Sorry friends,

I got totally confused, as I understood in a common RNA-seq analysis, for example with tophat, after producing accepted_hits.bam, reads are counted by featurecount or another tools to output a read count matrix. Hereafter if the normalization (for example log transforming) is the second step or producing the RPKM or VST by some tools such as DESe2 is the same differential expression analysis and normalization together? I mean is normalization an independent step before differential expression analysis?

Thank you

I'd say normalization is part of differential expression analysis. Depending on the biological context of your data and how you performed the sequencing, you may need to do additional normalization or quality control. Arguably, quality control could be considered part of it too or as a preprocessing step.

Hi!

Most tools for differential expression analysis handle normalization by themself. In the case of DESeq2 you can see from the documentation that only raw read counts must be used :

The count values must be raw counts of sequencing reads. This is important forDESeq2's statistical model to hold, as only the actual counts allow assessing the measurement precision correctly. Hence, please do not supply other quantities, such as (rounded) normalized counts, or counts of covered base pairs this will only lead to nonsensical results.
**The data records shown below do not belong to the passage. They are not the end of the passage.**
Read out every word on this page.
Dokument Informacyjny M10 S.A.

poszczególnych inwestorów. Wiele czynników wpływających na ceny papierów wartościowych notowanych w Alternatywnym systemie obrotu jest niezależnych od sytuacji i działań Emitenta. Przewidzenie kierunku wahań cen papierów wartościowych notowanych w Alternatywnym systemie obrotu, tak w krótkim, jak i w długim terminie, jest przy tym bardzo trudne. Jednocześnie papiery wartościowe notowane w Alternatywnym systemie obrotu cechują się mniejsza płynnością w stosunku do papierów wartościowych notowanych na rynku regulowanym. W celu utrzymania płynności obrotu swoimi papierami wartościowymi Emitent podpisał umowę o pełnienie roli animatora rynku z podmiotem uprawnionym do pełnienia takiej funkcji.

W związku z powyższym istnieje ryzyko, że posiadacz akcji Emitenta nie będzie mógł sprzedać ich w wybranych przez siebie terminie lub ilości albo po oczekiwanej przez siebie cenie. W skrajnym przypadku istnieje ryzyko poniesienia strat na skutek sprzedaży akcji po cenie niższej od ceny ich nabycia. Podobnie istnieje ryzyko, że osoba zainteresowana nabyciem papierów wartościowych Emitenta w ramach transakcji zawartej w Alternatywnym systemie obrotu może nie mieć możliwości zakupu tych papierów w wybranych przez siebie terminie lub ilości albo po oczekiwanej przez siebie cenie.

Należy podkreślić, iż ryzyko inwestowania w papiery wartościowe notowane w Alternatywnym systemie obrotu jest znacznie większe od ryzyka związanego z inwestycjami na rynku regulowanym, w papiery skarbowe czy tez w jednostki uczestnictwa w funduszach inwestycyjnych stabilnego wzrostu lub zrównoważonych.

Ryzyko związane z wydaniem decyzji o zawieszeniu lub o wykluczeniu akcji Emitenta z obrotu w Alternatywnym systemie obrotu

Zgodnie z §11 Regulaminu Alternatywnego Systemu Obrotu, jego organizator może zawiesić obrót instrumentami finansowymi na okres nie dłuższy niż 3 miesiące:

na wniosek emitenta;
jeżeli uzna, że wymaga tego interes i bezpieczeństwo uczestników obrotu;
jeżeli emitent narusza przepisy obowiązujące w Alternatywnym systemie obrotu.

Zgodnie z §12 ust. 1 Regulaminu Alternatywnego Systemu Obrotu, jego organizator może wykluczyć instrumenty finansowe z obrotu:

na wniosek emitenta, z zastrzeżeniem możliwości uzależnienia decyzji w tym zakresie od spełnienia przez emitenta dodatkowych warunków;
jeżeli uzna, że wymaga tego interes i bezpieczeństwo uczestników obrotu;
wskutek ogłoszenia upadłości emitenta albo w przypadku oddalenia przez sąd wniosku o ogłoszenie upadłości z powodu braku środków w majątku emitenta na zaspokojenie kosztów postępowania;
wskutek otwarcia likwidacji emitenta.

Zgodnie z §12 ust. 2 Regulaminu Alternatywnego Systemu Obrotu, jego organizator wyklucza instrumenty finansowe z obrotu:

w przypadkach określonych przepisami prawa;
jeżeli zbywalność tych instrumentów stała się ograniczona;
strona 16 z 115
PS : be wary that DESeq2 doesn't output RPKM values. RPKM values shouldn't be used in differential analysis anyway.

differential expression analysis can include the entire pipeline. Its general term. Normalisation is performed before trying to find differentially expressed genes.

DESeq and EdgeR do not perform differential expression directly on normalized values. They calculate a library size factor and use that factor in their downstream differential expression tests.